En este caso, los propietarios de los portátiles no pudieron o no quisieron proporcionar las claves. Sin embargo, como las credenciales habían sido almacenadas previamente en la nube de Microsoft, la empresa pudo entregarlas a las autoridades tras recibir una solicitud legal válida. Gracias a ello, los investigadores lograron acceder a los datos cifrados y avanzar en el caso.
BitLocker se activa de forma automática en muchos dispositivos Windows modernos, y ofrece a los usuarios varias opciones para guardar la clave de recuperación. Puede almacenarse de forma local, como en una memoria USB o impresa en papel, o bien guardarse en la cuenta en la nube de Microsoft para facilitar su recuperación en caso de bloqueo. Esta última opción aporta comodidad, pero también implica que la clave pueda ser accesible mediante una orden judicial.
Microsoft confirmó a Forbes que cumple con este tipo de requerimientos legales cuando corresponde. Un portavoz de la compañía, Charles Chamberlayne, explicó que si bien el almacenamiento en la nube simplifica la recuperación de acceso, también conlleva riesgos, por lo que la empresa considera que los propios usuarios deben decidir cómo gestionar sus claves de cifrado.
Según la compañía, recibe alrededor de 20 solicitudes al año relacionadas con claves de BitLocker, aunque en muchos casos no puede ayudar porque los usuarios optaron por no guardar las claves en la nube. Microsoft insiste en que quienes priorizan la privacidad deberían considerar mantener sus claves fuera de línea y bajo control exclusivo del usuario.
Este tipo de situaciones no es exclusivo de Microsoft. Otras grandes tecnológicas como Apple y Google también han enfrentado peticiones similares por parte de las autoridades. Sin embargo, el caso de Guam ilustra claramente el doble filo del cifrado moderno: una defensa sólida frente a delincuentes y accesos no autorizados, pero potencialmente vulnerable ante requerimientos legales cuando las claves se almacenan en servicios centralizados.
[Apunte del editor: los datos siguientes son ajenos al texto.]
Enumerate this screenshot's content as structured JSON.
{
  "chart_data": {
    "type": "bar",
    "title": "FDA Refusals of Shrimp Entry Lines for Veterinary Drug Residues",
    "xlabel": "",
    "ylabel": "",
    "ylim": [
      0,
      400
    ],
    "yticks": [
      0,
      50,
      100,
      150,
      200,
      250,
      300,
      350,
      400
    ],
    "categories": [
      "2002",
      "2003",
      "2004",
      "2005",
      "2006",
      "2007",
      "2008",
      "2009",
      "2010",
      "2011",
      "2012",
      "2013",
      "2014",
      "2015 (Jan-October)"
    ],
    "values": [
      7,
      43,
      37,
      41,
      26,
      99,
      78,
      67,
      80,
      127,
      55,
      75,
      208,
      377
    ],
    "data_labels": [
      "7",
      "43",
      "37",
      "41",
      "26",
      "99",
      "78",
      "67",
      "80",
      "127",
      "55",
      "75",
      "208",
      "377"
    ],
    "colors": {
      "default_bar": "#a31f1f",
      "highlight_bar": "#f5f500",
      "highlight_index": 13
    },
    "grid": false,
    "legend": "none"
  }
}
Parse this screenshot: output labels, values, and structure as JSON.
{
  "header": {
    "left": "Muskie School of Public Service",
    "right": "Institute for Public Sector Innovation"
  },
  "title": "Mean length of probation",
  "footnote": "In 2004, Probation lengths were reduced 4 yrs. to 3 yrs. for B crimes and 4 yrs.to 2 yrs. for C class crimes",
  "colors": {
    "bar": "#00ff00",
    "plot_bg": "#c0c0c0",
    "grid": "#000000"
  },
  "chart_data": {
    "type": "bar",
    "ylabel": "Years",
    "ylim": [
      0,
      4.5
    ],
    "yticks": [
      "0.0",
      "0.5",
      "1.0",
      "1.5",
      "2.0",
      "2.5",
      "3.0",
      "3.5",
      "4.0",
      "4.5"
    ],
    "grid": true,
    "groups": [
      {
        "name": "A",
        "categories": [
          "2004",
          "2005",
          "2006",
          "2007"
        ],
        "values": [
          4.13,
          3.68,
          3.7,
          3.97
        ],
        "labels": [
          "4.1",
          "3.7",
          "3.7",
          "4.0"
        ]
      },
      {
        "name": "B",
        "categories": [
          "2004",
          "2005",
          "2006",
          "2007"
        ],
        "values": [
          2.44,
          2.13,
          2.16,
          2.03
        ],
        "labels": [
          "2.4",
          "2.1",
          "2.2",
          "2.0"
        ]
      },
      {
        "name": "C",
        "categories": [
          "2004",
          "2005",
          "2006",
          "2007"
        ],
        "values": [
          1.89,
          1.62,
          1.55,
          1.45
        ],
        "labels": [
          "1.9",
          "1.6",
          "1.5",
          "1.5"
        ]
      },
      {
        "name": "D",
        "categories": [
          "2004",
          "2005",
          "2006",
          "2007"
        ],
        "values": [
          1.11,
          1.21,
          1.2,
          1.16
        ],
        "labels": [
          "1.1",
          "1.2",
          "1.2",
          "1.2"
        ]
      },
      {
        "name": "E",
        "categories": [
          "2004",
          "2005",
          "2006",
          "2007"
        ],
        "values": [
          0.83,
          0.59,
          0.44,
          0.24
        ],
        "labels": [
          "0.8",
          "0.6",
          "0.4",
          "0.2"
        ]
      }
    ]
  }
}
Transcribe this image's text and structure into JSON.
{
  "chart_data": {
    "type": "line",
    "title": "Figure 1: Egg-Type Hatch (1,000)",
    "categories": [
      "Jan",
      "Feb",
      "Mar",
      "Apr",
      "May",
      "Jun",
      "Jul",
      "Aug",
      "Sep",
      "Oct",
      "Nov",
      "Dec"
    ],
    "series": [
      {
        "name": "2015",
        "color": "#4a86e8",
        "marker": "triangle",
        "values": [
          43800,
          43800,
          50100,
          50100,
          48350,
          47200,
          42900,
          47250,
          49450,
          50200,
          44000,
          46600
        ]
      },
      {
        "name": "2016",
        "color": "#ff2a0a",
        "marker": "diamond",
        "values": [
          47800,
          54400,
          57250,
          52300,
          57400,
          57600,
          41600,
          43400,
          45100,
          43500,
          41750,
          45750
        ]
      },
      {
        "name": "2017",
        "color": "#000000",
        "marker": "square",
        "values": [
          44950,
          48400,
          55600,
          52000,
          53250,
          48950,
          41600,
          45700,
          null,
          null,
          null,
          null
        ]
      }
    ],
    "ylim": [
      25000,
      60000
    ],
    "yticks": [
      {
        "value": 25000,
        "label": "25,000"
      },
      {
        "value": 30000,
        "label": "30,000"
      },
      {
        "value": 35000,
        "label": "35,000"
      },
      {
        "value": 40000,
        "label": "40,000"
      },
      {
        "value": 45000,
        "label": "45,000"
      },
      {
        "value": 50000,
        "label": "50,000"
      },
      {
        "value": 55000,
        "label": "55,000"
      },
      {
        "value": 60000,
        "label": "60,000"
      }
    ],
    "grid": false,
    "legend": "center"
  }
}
Especialistas en seguridad recomiendan a los usuarios más preocupados por la privacidad exportar las claves de recuperación a medios físicos, evitar el almacenamiento en la nube y, en entornos avanzados, utilizar hardware de seguridad dedicado, como llaves criptográficas. En un contexto donde el fraude digital y las investigaciones gubernamentales continúan creciendo, encontrar el equilibrio entre comodidad, seguridad y privacidad sigue siendo un desafío clave para usuarios y empresas.